Home Reviews Pacemaker—a deep, meditative memoir and a love-letter to Norway

Pacemaker—a deep, meditative memoir and a love-letter to Norway

Pacemaker|David Toms|Banshee Press|9781838312657|€15

A deep, meditative memoir and a love-letter to Norway

A love letter to Norway, even with its harsh weather and daylight hours, as well as a love letter to his illness, we follow Toms’ journey through his thought process, as winding, thoughtful and meandering as one of his walks, paced to the beat of his heart.


by Fiona Murphy

It’s a strange start to life – to live with the knowledge that, had you been born just a few years earlier, you probably wouldn’t have lived. 

Babies born with congenital heart defects—or as they were then known— ‘blue babies’, had slim to no chance of surviving. The life-saving surgery, atrial switch operations, finally came to Ireland in 1985. 

David Toms, born with this congenital heart defect and author of ‘Pacemaker’, was born in 1988.

Unsettling

Toms settles us into this unsettling idea, and we feel the chill in the narrowness of his miss. As thoughtfully and gradually as a friend’s rambling train of thought at the end of a night out can become a deep conversation that you remember for the rest of your life, Toms’ absorbing self-portrait becomes an unforgettable account. 

Conversational, bite-size paragraphs take you from page to page as he recounts living his life as a guinea pig: when no one like you has survived before, you live each day wondering what it will bring. 

He grapples throughout his teenage and childhood years with his illness, trying to separate himself from it, from being a living, walking, breathing experiment. Adult congenital heart defect patients hadn’t existed until then – how would he develop? How long would he live? 

Death is a constant

Questions about his health dog him and it feels as though Death is a constant, nearby companion, beside him since that first exit from the womb when his skin turned blue, marking him. 

Toms feels him just a step behind him wherever he goes: through childhood on the football field, Death is his teammate; in college throughout his romances, Death is the third wheel. On his walks and wanders through beautiful fields and living breathing woods, Death keeps pace, whispering in his ear, asking where he would he take his last walk, if he had one chance?

A deep and meditative account, it’s not without its humour. Nor is it without a great joy, hope and appreciation of life.

Nature is alive and vibrant and we feel the cool crisp air as we ramble with him through a Norwegian wood, or hear our footsteps echo back to us on Cork’s Barracks Street, uncharacteristically calm and silent at the cusp of dawn. 

Inner and outer landscape

Walking is one of the great loves of Toms’ life and he tramps his way through the trails and tracks of Ireland and then Norway, like mapping out the veins in his body, making his mark on the landscape, as if to shout ‘I was here!’ with each footstep.

And in the same way that he walks those trails over and over, his prose beautifully captures the trails and tracks that the mind always circles back to, the neurological pathways in his brain obsessed with trekking their way back to his condition, like his well-worn walking paths. 

And as beautiful the landscape and as invigorating the walk, the thought always sidles its way back in – what if I can’t do this?

A startling insight into living with a chronic illness, Toms’ navigation of life with an unseen disability is galling, as he encounters shame, awkwardness and ignorance during everyday interactions. The label and definition itself, ‘disability’ feels like a coat that doesn’t quite fit him, showing us how the traditional label, attitudes and approach isn’t a one size fits all scenario. 

And then, just as we find ourselves settling into his rhythm, his Norwegian wooded sanctuary – Covid hits.

Covid

It’s with an awful sense of PTSD that most readers will read these chapters. A sinking in the stomach, a hollowing in our chest, we watch the news talk of a virus, of clips of Italian people stuck in their homes and singing on their balconies. 

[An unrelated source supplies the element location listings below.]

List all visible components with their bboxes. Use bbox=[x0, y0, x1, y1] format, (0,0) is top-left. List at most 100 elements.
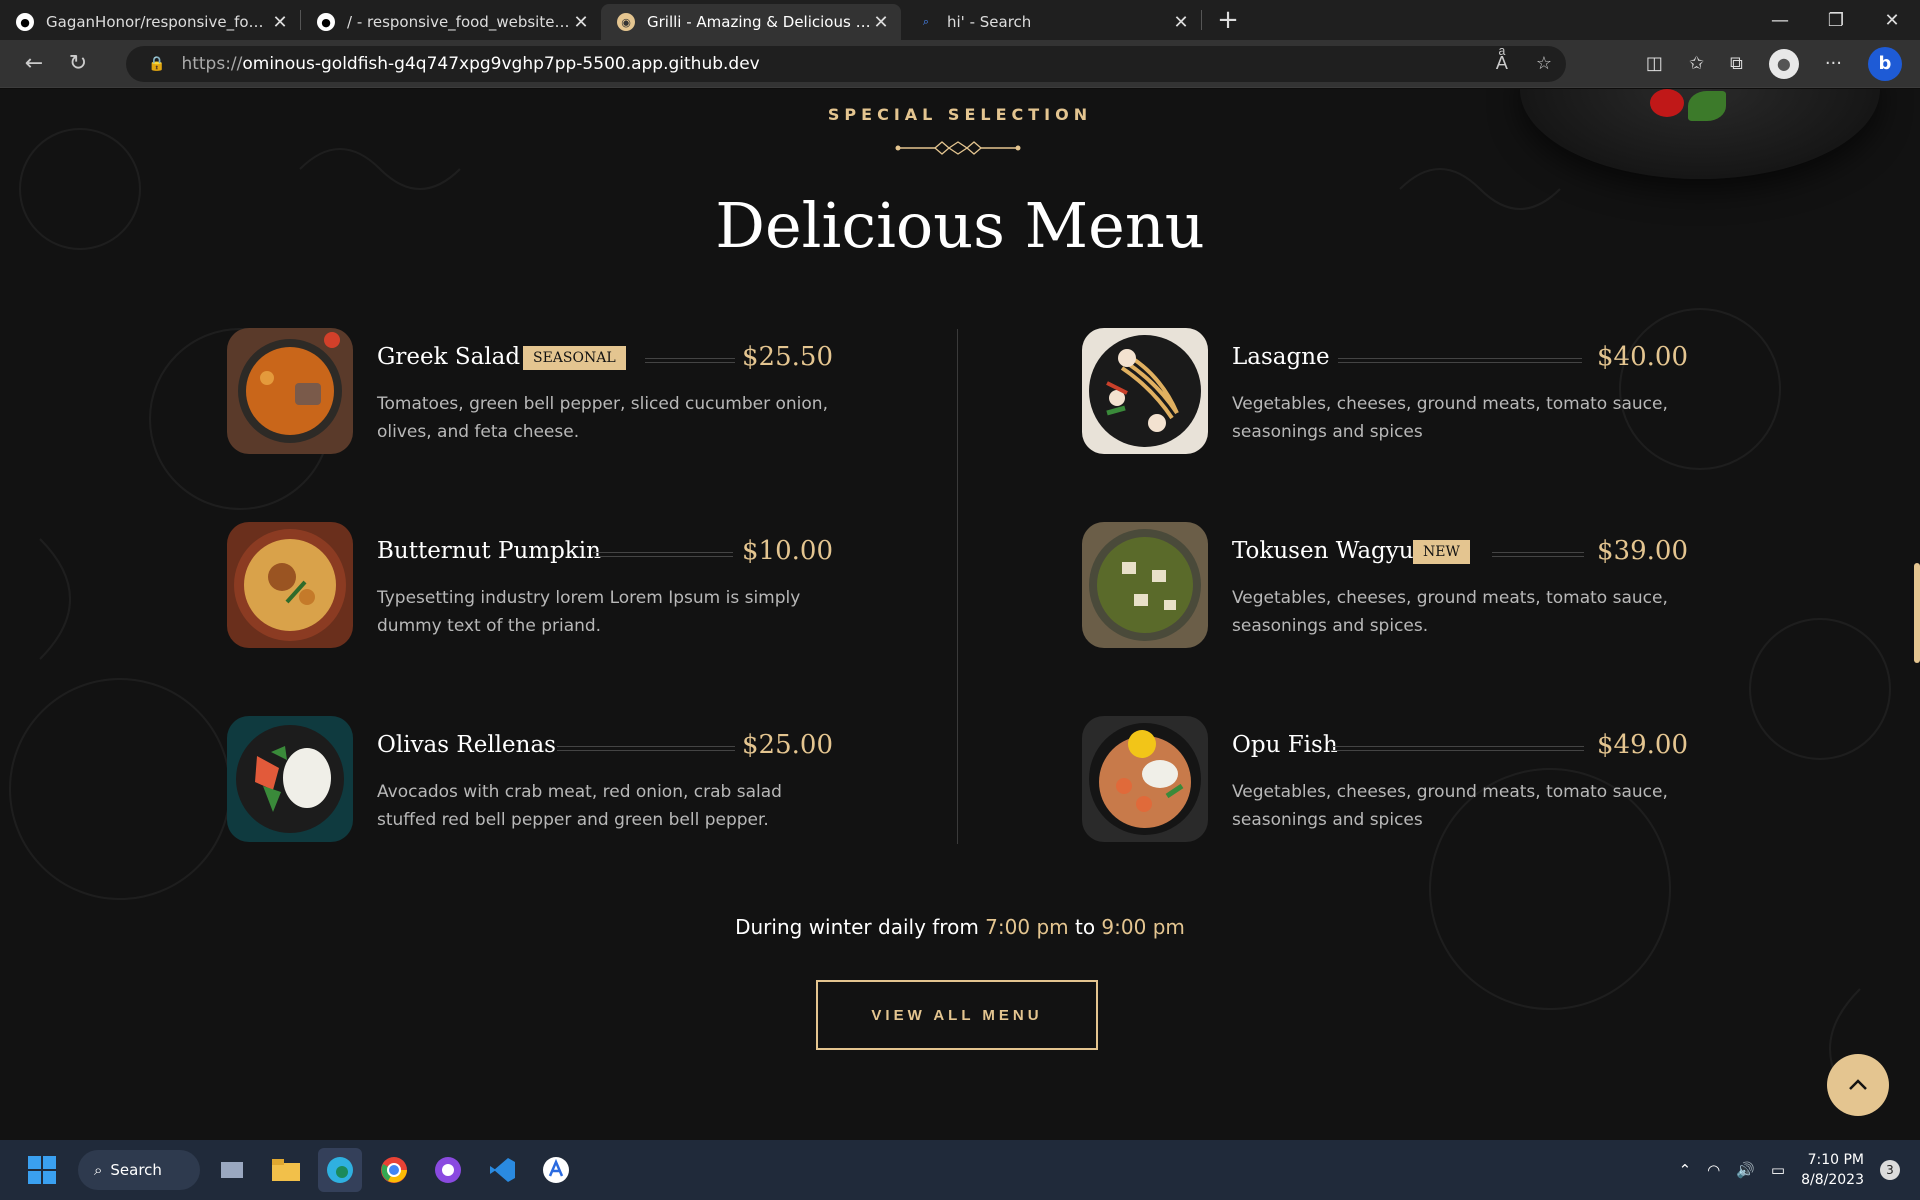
new-tab-button[interactable]: + bbox=[1208, 5, 1248, 35]
bing-copilot-icon[interactable]: b bbox=[1868, 46, 1902, 81]
restore-icon[interactable]: ❐ bbox=[1808, 0, 1864, 40]
browser-tab-bar: ● GaganHonor/responsive_food_website ✕ ●… bbox=[0, 0, 1920, 40]
hours-end: 9:00 pm bbox=[1101, 915, 1185, 939]
menu-item-name: Butternut Pumpkin bbox=[377, 538, 601, 564]
menu-item-description: Vegetables, cheeses, ground meats, tomat… bbox=[1232, 588, 1668, 636]
close-icon[interactable]: ✕ bbox=[1171, 12, 1191, 33]
opening-hours: During winter daily from 7:00 pm to 9:00… bbox=[0, 915, 1920, 939]
battery-icon[interactable]: ▭ bbox=[1771, 1161, 1785, 1179]
volume-icon[interactable]: 🔊 bbox=[1736, 1161, 1755, 1179]
menu-item-price: $49.00 bbox=[1597, 730, 1688, 760]
task-view-icon[interactable] bbox=[210, 1148, 254, 1192]
menu-item-description: Avocados with crab meat, red onion, crab… bbox=[377, 782, 782, 830]
price-leader-line bbox=[593, 552, 733, 557]
curry-dish-image bbox=[227, 328, 353, 454]
browser-toolbar: ◫ ✩ ⧉ ● ··· b bbox=[1646, 46, 1902, 81]
price-leader-line bbox=[645, 358, 735, 363]
windows-taskbar: ⌕ Search ⌃ ◠ 🔊 ▭ 7:10 PM 8/8/2023 3 bbox=[0, 1140, 1920, 1200]
github-icon: ● bbox=[317, 13, 335, 31]
menu-item-description: Typesetting industry lorem Lorem Ipsum i… bbox=[377, 588, 801, 636]
menu-item[interactable]: Tokusen Wagyu NEW $39.00 Vegetables, che… bbox=[1082, 522, 1688, 652]
menu-item-price: $10.00 bbox=[742, 536, 833, 566]
collections-icon[interactable]: ⧉ bbox=[1730, 53, 1743, 74]
github-desktop-icon[interactable] bbox=[426, 1148, 470, 1192]
menu-item[interactable]: Olivas Rellenas $25.00 Avocados with cra… bbox=[227, 716, 833, 846]
app-store-icon[interactable] bbox=[534, 1148, 578, 1192]
browser-tab[interactable]: ● / - responsive_food_website [Codespace… bbox=[301, 4, 601, 40]
window-controls: — ❐ ✕ bbox=[1752, 0, 1920, 40]
ornament-divider bbox=[895, 141, 1021, 155]
hours-mid: to bbox=[1074, 915, 1096, 939]
edge-browser-icon[interactable] bbox=[318, 1148, 362, 1192]
menu-item-description: Vegetables, cheeses, ground meats, tomat… bbox=[1232, 394, 1668, 442]
clock-time: 7:10 PM bbox=[1807, 1152, 1864, 1168]
file-explorer-icon[interactable] bbox=[264, 1148, 308, 1192]
tab-title: hi' - Search bbox=[947, 13, 1032, 31]
profile-avatar[interactable]: ● bbox=[1768, 48, 1799, 79]
close-window-icon[interactable]: ✕ bbox=[1864, 0, 1920, 40]
menu-item[interactable]: Butternut Pumpkin $10.00 Typesetting ind… bbox=[227, 522, 833, 652]
taskbar-search-label: Search bbox=[110, 1161, 162, 1179]
address-bar-row: ← ↻ 🔒 https://ominous-goldfish-g4q747xpg… bbox=[0, 40, 1920, 88]
chevron-up-icon bbox=[1849, 1079, 1867, 1090]
wifi-icon[interactable]: ◠ bbox=[1707, 1161, 1720, 1179]
tab-title: GaganHonor/responsive_food_website bbox=[46, 13, 270, 31]
favorite-star-icon[interactable]: ☆ bbox=[1536, 53, 1552, 74]
menu-item-name: Olivas Rellenas bbox=[377, 732, 556, 758]
price-leader-line bbox=[1338, 358, 1582, 363]
refresh-icon[interactable]: ↻ bbox=[56, 44, 100, 84]
tab-separator bbox=[1201, 10, 1202, 30]
section-subtitle: SPECIAL SELECTION bbox=[827, 105, 1093, 124]
minimize-icon[interactable]: — bbox=[1752, 0, 1808, 40]
windows-start-icon[interactable] bbox=[20, 1148, 64, 1192]
close-icon[interactable]: ✕ bbox=[270, 12, 290, 33]
favorites-icon[interactable]: ✩ bbox=[1689, 53, 1704, 74]
grilli-icon: ◉ bbox=[617, 13, 635, 31]
close-icon[interactable]: ✕ bbox=[571, 12, 591, 33]
chevron-up-icon[interactable]: ⌃ bbox=[1679, 1161, 1692, 1179]
url-host: ominous-goldfish-g4q747xpg9vghp7pp-5500.… bbox=[242, 53, 760, 74]
menu-item-price: $25.50 bbox=[742, 342, 833, 372]
read-aloud-icon[interactable]: A͏ͣ bbox=[1496, 53, 1508, 74]
menu-item[interactable]: Greek Salad SEASONAL $25.50 Tomatoes, gr… bbox=[227, 328, 833, 458]
browser-tab[interactable]: ⌕ hi' - Search ✕ bbox=[901, 4, 1201, 40]
view-all-menu-button[interactable]: VIEW ALL MENU bbox=[816, 980, 1098, 1050]
menu-item[interactable]: Opu Fish $49.00 Vegetables, cheeses, gro… bbox=[1082, 716, 1688, 846]
menu-item-name: Greek Salad bbox=[377, 344, 521, 370]
clock-date: 8/8/2023 bbox=[1801, 1172, 1864, 1188]
biryani-dish-image bbox=[227, 522, 353, 648]
url-prefix: https:// bbox=[181, 53, 243, 74]
url-actions: A͏ͣ ☆ bbox=[1496, 53, 1552, 74]
section-title: Delicious Menu bbox=[715, 189, 1205, 262]
menu-item-name: Opu Fish bbox=[1232, 732, 1338, 758]
rice-bowl-dish-image bbox=[227, 716, 353, 842]
more-icon[interactable]: ··· bbox=[1825, 53, 1842, 74]
tab-title: Grilli - Amazing & Delicious Food bbox=[647, 13, 871, 31]
new-badge: NEW bbox=[1413, 540, 1470, 564]
taskbar-search[interactable]: ⌕ Search bbox=[78, 1150, 200, 1190]
split-screen-icon[interactable]: ◫ bbox=[1646, 53, 1663, 74]
search-icon: ⌕ bbox=[94, 1161, 103, 1179]
menu-item-name: Lasagne bbox=[1232, 344, 1330, 370]
shrimp-dish-image bbox=[1082, 716, 1208, 842]
price-leader-line bbox=[557, 746, 735, 751]
menu-item-description: Tomatoes, green bell pepper, sliced cucu… bbox=[377, 394, 828, 442]
browser-tab-active[interactable]: ◉ Grilli - Amazing & Delicious Food ✕ bbox=[601, 4, 901, 40]
seasonal-badge: SEASONAL bbox=[523, 346, 626, 370]
chrome-icon[interactable] bbox=[372, 1148, 416, 1192]
lock-icon: 🔒 bbox=[148, 55, 166, 72]
menu-item[interactable]: Lasagne $40.00 Vegetables, cheeses, grou… bbox=[1082, 328, 1688, 458]
close-icon[interactable]: ✕ bbox=[871, 12, 891, 33]
vscode-icon[interactable] bbox=[480, 1148, 524, 1192]
back-icon[interactable]: ← bbox=[12, 44, 56, 84]
hours-prefix: During winter daily from bbox=[735, 915, 979, 939]
back-to-top-button[interactable] bbox=[1827, 1054, 1889, 1116]
url-field[interactable]: 🔒 https://ominous-goldfish-g4q747xpg9vgh… bbox=[126, 45, 1566, 82]
menu-item-description: Vegetables, cheeses, ground meats, tomat… bbox=[1232, 782, 1668, 830]
github-icon: ● bbox=[16, 13, 34, 31]
browser-tab[interactable]: ● GaganHonor/responsive_food_website ✕ bbox=[0, 4, 300, 40]
page-scrollbar[interactable] bbox=[1914, 563, 1920, 663]
system-clock[interactable]: 7:10 PM 8/8/2023 bbox=[1801, 1150, 1864, 1190]
menu-item-price: $25.00 bbox=[742, 730, 833, 760]
notification-count-badge[interactable]: 3 bbox=[1880, 1160, 1900, 1180]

Toms expertly and atmospherically brings us back to that time as we feel the sense of dread for him, reliving the fear of the unknown of the early Covid days. How afraid we were of contamination from everything a person with Covid touched, how their hospital room windows had to remain closed for fear of infection spreading. 

A love letter to Norway, even with its harsh weather and daylight hours, as well as a love letter to his illness, we follow Toms’ journey through his thought process, as winding, thoughtful and meandering as one of his walks, paced to the beat of his heart.